Since the horrific events of October 7th, many NIF partners have mobilized to help the residents of Israel’s south. The Tzedek Centers is one of the groups providing essential humanitarian services — and thanks to the generosity of NIFC donors, NIFC was able to issue emergency funding to the Tzedek Centers to do this important work.

Tzedek Centers is an outgrowth of the Hashomer Hatzair youth movement that has 6,000 local activists based in 8 current centers across Israel and especially in the south – and it operates in partnership with Ajyal, a peer Palestinian youth movement in Israel with over 5,000 members and 35 chapters. Right now, this impressive volunteer network is providing necessary aid for communities evacuated to Eilat and elsewhere, as well as communities still under rocket fire in Ashkelon and Be’er Sheva.

As Bar Kolodny, Partnership Director for the Tzedek Centres said this week: “Your support is incredibly moving, and provides us with a lot of light and hope in these difficult times.” That’s why we want to relay a few examples of what Bar and her team have been up to, working to respond to this massive need during this urgent period over the past two weeks. 
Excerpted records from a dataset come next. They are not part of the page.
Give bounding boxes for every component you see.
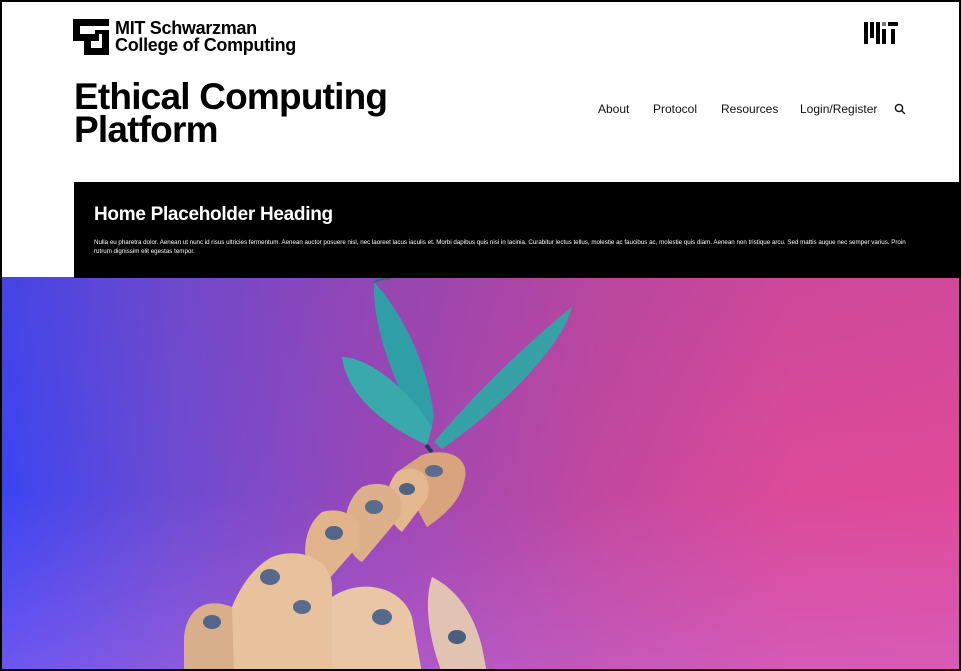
page-frame: MIT Schwarzman College of Computing Ethi… [0, 0, 961, 671]
site-title-line2: Platform [74, 109, 218, 150]
nav-item-about[interactable]: About [598, 101, 629, 117]
college-name-line2: College of Computing [115, 35, 296, 55]
nav-item-login-register[interactable]: Login/Register [800, 101, 877, 117]
schwarzman-college-logo-icon [73, 19, 109, 55]
intro-text: Nulla eu pharetra dolor. Aenean ut nunc … [94, 239, 906, 255]
nav-item-resources[interactable]: Resources [721, 101, 778, 117]
college-brand[interactable]: MIT Schwarzman College of Computing [73, 19, 296, 55]
search-icon[interactable] [893, 102, 907, 116]
robot-hand-butterfly-illustration [184, 277, 572, 669]
main-nav: About Protocol Resources Login/Register [2, 101, 959, 117]
butterfly-icon [342, 277, 572, 454]
intro-heading: Home Placeholder Heading [94, 204, 333, 225]
nav-item-protocol[interactable]: Protocol [653, 101, 697, 117]
mit-logo-icon[interactable] [864, 22, 898, 44]
robot-hand-shape [184, 452, 487, 669]
hero-image [2, 277, 959, 669]
college-name: MIT Schwarzman College of Computing [115, 19, 296, 55]
intro-panel: Home Placeholder Heading Nulla eu pharet… [74, 182, 959, 278]
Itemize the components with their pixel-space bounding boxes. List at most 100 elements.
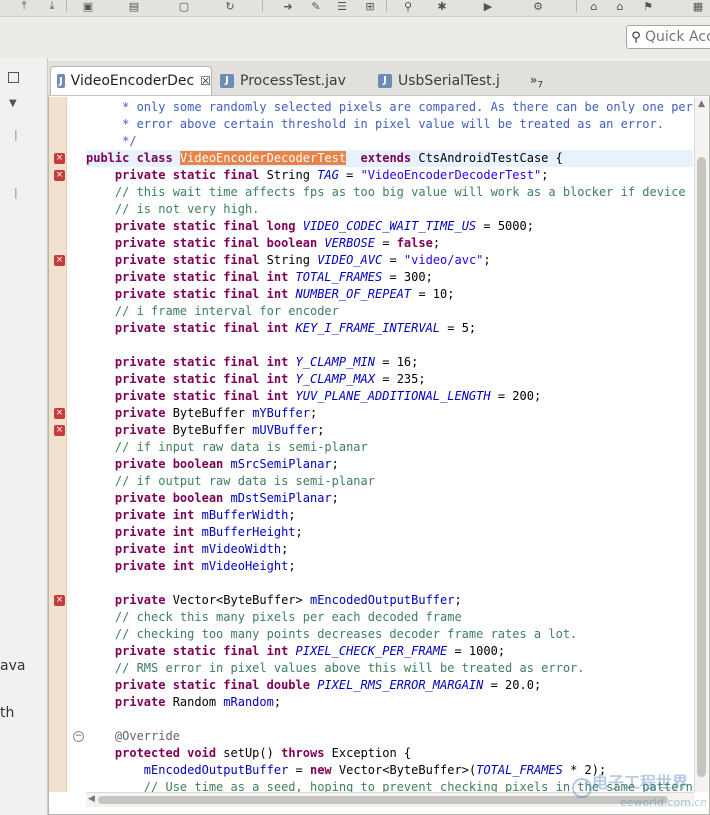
hierarchy-icon[interactable]: ⊞ [362,0,378,13]
toolbar-strip [0,17,710,58]
new-file-icon[interactable]: ▢ [176,0,192,13]
code-line[interactable]: private static final boolean VERBOSE = f… [86,235,693,252]
code-token: ; [483,253,491,267]
external-tools-icon[interactable]: ⚙ [530,0,546,13]
code-token: private [114,423,166,437]
code-line[interactable]: private static final long VIDEO_CODEC_WA… [86,218,693,235]
debug-icon[interactable]: ✱ [434,0,450,13]
highlighted-class-name: VideoEncoderDecoderTest [179,151,347,165]
code-line[interactable]: private int mBufferHeight; [86,524,693,541]
code-line[interactable]: private int mVideoHeight; [86,558,693,575]
code-line[interactable]: private boolean mSrcSemiPlanar; [86,456,693,473]
code-line[interactable]: * error above certain threshold in pixel… [86,116,693,133]
code-token: ; [288,508,296,522]
code-line[interactable]: private ByteBuffer mUVBuffer; [86,422,693,439]
tab-label: ProcessTest.jav [240,72,346,89]
error-marker-icon[interactable]: × [54,425,65,436]
download-icon[interactable]: ⤓ [44,0,60,12]
open-project-icon[interactable]: ⌂ [612,0,628,13]
code-line[interactable]: private static final int PIXEL_CHECK_PER… [86,643,693,660]
new-class-icon[interactable]: ▣ [80,0,96,13]
error-marker-icon[interactable]: × [54,408,65,419]
code-line[interactable]: // checking too many points decreases de… [86,626,693,643]
code-line[interactable]: protected void setUp() throws Exception … [86,745,693,762]
code-token: // checking too many points decreases de… [86,627,578,641]
code-line[interactable] [86,337,693,354]
code-line[interactable]: private static final int YUV_PLANE_ADDIT… [86,388,693,405]
code-line[interactable]: public class VideoEncoderDecoderTest ext… [86,150,693,167]
code-line[interactable]: private int mVideoWidth; [86,541,693,558]
error-marker-icon[interactable]: × [54,170,65,181]
close-tab-icon[interactable]: ☒ [200,74,211,88]
pin-icon[interactable]: ⚑ [640,0,656,13]
code-line[interactable]: private ByteBuffer mYBuffer; [86,405,693,422]
code-line[interactable]: private Random mRandom; [86,694,693,711]
open-type-icon[interactable]: ▤ [126,0,142,13]
run-icon[interactable]: ▶ [480,0,496,13]
vertical-scrollbar[interactable]: ▲ [694,97,709,792]
code-line[interactable]: // is not very high. [86,201,693,218]
tab-processtest[interactable]: J ProcessTest.jav [214,66,374,95]
minimize-view-icon[interactable] [8,72,19,83]
outline-icon[interactable]: ☰ [334,0,350,13]
code-token: mBufferHeight [201,525,296,539]
code-line[interactable]: @Override [86,728,693,745]
code-line[interactable]: private static final int KEY_I_FRAME_INT… [86,320,693,337]
watermark-circle-icon [572,778,592,798]
code-line[interactable]: // this wait time affects fps as too big… [86,184,693,201]
tab-overflow-button[interactable]: »7 [530,73,543,90]
error-marker-icon[interactable]: × [54,255,65,266]
highlight-icon[interactable]: ✎ [308,0,324,13]
code-line[interactable] [86,711,693,728]
search-icon[interactable]: ⚲ [400,0,416,13]
scroll-left-icon[interactable]: ◀ [88,794,95,804]
fold-collapse-icon[interactable]: − [73,731,84,742]
code-line[interactable]: private static final int Y_CLAMP_MAX = 2… [86,371,693,388]
folding-ruler[interactable] [67,97,85,792]
perspective-icon[interactable]: ▦ [690,0,706,13]
code-line[interactable]: private static final String TAG = "Video… [86,167,693,184]
quick-access-input[interactable] [645,29,710,45]
code-token: ; [295,525,303,539]
error-marker-icon[interactable]: × [54,595,65,606]
quick-access-field[interactable]: ⚲ [626,25,710,49]
vertical-scroll-thumb[interactable] [697,157,706,777]
code-line[interactable] [86,575,693,592]
run-to-line-icon[interactable]: ➜ [280,0,296,13]
refresh-icon[interactable]: ↻ [222,0,238,13]
code-line[interactable]: // i frame interval for encoder [86,303,693,320]
code-line[interactable]: private static final int NUMBER_OF_REPEA… [86,286,693,303]
code-token: // if output raw data is semi-planar [86,474,375,488]
code-line[interactable]: // if input raw data is semi-planar [86,439,693,456]
code-line[interactable]: private static final int Y_CLAMP_MIN = 1… [86,354,693,371]
code-token: KEY_I_FRAME_INTERVAL [295,321,441,335]
scroll-up-icon[interactable]: ▲ [698,99,705,109]
code-line[interactable]: // RMS error in pixel values above this … [86,660,693,677]
code-line[interactable]: * only some randomly selected pixels are… [86,99,693,116]
code-token: private static final int [114,270,296,284]
left-panel-text: th [0,705,15,721]
upload-icon[interactable]: ⤒ [16,0,32,12]
error-marker-icon[interactable]: × [54,153,65,164]
code-line[interactable]: private Vector<ByteBuffer> mEncodedOutpu… [86,592,693,609]
code-editor[interactable]: * only some randomly selected pixels are… [86,97,693,792]
code-line[interactable]: private int mBufferWidth; [86,507,693,524]
code-line[interactable]: */ [86,133,693,150]
code-line[interactable]: private static final String VIDEO_AVC = … [86,252,693,269]
annotation-ruler[interactable] [49,97,67,792]
code-token: mEncodedOutputBuffer [309,593,455,607]
left-panel: ▼ | | ava th [0,58,48,815]
view-menu-icon[interactable]: ▼ [9,98,17,109]
open-folder-icon[interactable]: ⌂ [586,0,602,13]
code-token: Exception { [324,746,412,760]
tab-videoencoderdecodertest[interactable]: J VideoEncoderDec ☒ [50,66,212,95]
code-line[interactable]: // check this many pixels per each decod… [86,609,693,626]
code-token: private static final boolean [114,236,325,250]
code-line[interactable]: private boolean mDstSemiPlanar; [86,490,693,507]
code-line[interactable]: private static final double PIXEL_RMS_ER… [86,677,693,694]
tab-usbserialtest[interactable]: J UsbSerialTest.j [372,66,522,95]
code-line[interactable]: // if output raw data is semi-planar [86,473,693,490]
code-line[interactable]: private static final int TOTAL_FRAMES = … [86,269,693,286]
This picture shows how the Tzedek Centers were able to develop a placement center that is operated by 200+ volunteers and managed out of their headquarters in Binyamina. They alone have already been contacted by nearly 7,000 families needing or offering accommodation. Thanks to their tireless efforts, over 1,500 families have already been placed with hosts and they’re continuing to work on this urgent matter.
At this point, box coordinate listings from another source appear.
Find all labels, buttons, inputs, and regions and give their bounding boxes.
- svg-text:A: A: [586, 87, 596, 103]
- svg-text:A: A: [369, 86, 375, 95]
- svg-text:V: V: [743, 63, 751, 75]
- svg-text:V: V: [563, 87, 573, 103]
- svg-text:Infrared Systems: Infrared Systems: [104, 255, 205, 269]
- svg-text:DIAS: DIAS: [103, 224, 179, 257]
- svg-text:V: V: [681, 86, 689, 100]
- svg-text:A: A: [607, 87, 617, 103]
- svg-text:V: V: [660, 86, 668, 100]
In addition to this, the Tzedek Centers have established a pilot program that works with the families who have already been evacuated from the south to provide welfare, legal advice, support filling out forms, volunteering and housing. The goal is to make existing information available to those that need it through 20 volunteers who are conducting a pilot program supporting the first 200 families who were evacuated in the region.

Finally, a total of approximately 4,000 evacuees are now receiving educational and therapeutic support in the communities of the evacuees, at the various sites operated by 200 volunteers and the movement’s educators. In the southern cities of Ashkelon, Ashdod, and Beer Sheva, 300 of the movement’s educators operate educational activities in shelters to help the communities of 3,000 residents in these cities.

Earlier this month, the Rehovot Nachshonim House Coordinator Gabi shared her reflections:

There are sirens, not a lot compared to other places, but there is a lot of fear. Many of the kids are afraid to come to activities and don’t leave their homes; they constantly watch the news on their phones. This week was the first time there was also a rocket hit. On the first day we brought them to the shelter, we prepared activities, but in the end, we didn’t get to them because they were just so happy to meet, to be together outside the house, and to tell each other about what had happened. Some of the time, they forget about it and just dance on TikTok. We suggest that they ask us questions they have so they can get information from us. We also meet the younger brothers and sisters, and the parents. They keep asking if it will be open tomorrow too, and that’s really significant.

We do the activities in a shelter that is 30 metres from the Nachshonim house. When there is a siren, many people come, and some families just sleep in the shelter. The time between sirens is just us with the kids and the teenagers. We spend time with them, calming them down. Two of the permanent staff members at the Nachshonim house were drafted into the military, so we reinforced Nachshonim’s team with Hashomer Hatzair (youth movement) staff. We make sure to accompany the girls from home to the activities and return them at the end of the day. This allows us to reach their homes, even those we didn’t know before. It’s something small that excited me a lot, to see where they live, to meet their extended family.

In most houses in the Kiryat Moshe neighbourhood, there are no shelters or safe rooms, so the parents are much calmer knowing their daughters are safe with us. These are large families, sometimes with 8 children, and when they’re all closed in the house, it’s hard. There’s a concern that if they have to get to the shelter with all the children by themselves, they won’t make it. We received a lot of positive feedback from the parents; they really appreciate that we take care of them and the little children as well.

This is just one example of some of the amazing work being done by NIF partners in Israel right now — work which we at NIFC are extremely proud to support.